O aparelho descolou de Teerão, com destino a Kiev, despenhando-se dois minutos após a descolagem.

A Ucrânia enviou para Teerão uma equipa de 45 investigadores para estudar as causas do desastre aéreo.

A tese de que a aeronave foi derrubada por balística iraniana também é partilhada pelo primeiro-ministro britânico, Boris Johnson, que disse ter “um conjunto de informações” de que o Boeing 737 ucraniano foi “abatido por um míssil iraniano terra-ar”.

Quatro oficiais norte-americanos que falaram sob a condição de anonimato, citados pela agência de notícias Associated Press, referiram que o avião ucraniano poderá ter sido confundido como uma ameaça por parte de Teerão.
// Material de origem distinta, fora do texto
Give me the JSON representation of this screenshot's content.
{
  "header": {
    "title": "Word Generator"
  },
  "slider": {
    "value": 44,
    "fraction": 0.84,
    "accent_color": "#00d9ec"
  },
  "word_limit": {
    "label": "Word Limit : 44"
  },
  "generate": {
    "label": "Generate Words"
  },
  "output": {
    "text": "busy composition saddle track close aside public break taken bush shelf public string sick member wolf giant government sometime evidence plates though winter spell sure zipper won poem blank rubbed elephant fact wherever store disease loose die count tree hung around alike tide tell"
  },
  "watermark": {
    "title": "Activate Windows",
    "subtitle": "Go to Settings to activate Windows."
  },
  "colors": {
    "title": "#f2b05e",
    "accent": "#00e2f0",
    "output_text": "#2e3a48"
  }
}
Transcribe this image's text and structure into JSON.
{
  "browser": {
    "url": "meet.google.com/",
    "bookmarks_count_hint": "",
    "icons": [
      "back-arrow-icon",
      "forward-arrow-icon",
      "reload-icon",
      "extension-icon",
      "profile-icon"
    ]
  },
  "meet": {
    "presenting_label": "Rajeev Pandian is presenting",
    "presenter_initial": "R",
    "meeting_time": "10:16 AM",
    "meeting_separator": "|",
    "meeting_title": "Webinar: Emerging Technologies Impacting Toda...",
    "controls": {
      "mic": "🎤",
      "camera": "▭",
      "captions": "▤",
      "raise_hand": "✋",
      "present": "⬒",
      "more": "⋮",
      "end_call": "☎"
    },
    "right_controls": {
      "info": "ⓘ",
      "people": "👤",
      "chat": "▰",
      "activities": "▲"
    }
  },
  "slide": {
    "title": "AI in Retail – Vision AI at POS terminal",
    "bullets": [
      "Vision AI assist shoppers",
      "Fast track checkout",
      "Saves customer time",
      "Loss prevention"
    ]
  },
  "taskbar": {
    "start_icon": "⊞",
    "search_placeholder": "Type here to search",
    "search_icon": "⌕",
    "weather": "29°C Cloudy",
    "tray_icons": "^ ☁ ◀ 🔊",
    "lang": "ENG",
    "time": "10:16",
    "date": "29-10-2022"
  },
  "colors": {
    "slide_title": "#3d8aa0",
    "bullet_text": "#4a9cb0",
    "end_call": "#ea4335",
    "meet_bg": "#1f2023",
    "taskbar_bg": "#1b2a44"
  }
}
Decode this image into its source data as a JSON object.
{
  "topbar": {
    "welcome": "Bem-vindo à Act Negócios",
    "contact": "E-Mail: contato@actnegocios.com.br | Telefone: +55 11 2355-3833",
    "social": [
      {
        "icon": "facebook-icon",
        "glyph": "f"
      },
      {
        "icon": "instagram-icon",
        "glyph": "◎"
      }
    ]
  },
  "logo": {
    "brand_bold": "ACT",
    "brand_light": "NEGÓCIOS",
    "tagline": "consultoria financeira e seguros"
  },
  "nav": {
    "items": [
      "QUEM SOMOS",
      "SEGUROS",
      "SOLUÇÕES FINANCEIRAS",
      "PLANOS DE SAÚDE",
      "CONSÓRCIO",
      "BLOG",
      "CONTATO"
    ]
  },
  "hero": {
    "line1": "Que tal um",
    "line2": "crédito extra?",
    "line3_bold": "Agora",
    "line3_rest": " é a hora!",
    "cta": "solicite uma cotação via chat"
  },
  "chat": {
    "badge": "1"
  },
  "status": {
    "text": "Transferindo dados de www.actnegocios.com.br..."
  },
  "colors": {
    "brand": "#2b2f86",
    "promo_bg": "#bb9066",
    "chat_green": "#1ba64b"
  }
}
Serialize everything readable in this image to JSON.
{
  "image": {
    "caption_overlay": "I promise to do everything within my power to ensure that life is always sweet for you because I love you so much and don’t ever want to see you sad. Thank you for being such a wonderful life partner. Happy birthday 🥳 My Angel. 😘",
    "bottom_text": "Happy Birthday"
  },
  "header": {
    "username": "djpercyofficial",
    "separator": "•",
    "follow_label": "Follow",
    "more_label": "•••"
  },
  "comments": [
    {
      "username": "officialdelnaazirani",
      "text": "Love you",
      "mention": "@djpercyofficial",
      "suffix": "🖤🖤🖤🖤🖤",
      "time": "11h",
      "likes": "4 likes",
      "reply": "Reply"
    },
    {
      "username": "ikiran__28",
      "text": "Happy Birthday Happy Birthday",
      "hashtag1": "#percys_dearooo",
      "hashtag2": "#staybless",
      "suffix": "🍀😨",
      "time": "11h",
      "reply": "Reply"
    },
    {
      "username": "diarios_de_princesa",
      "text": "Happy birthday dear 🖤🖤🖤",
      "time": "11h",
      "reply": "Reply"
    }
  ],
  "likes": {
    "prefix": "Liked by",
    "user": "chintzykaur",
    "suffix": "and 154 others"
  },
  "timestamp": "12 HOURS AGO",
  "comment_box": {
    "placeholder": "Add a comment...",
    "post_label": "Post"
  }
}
Num primeiro momento, o Irão recusou entregar aos Estados Unidos as duas caixas negras do avião ucraniano Boeing 737, afirmando que “ainda não está claro em que país as caixas negras irão para investigação”. Segundo especialistas do setor, poucos países são capazes de analisar caixas negras. Entre eles estão a Alemanha, os Estados Unidos, a França e o Reino Unido.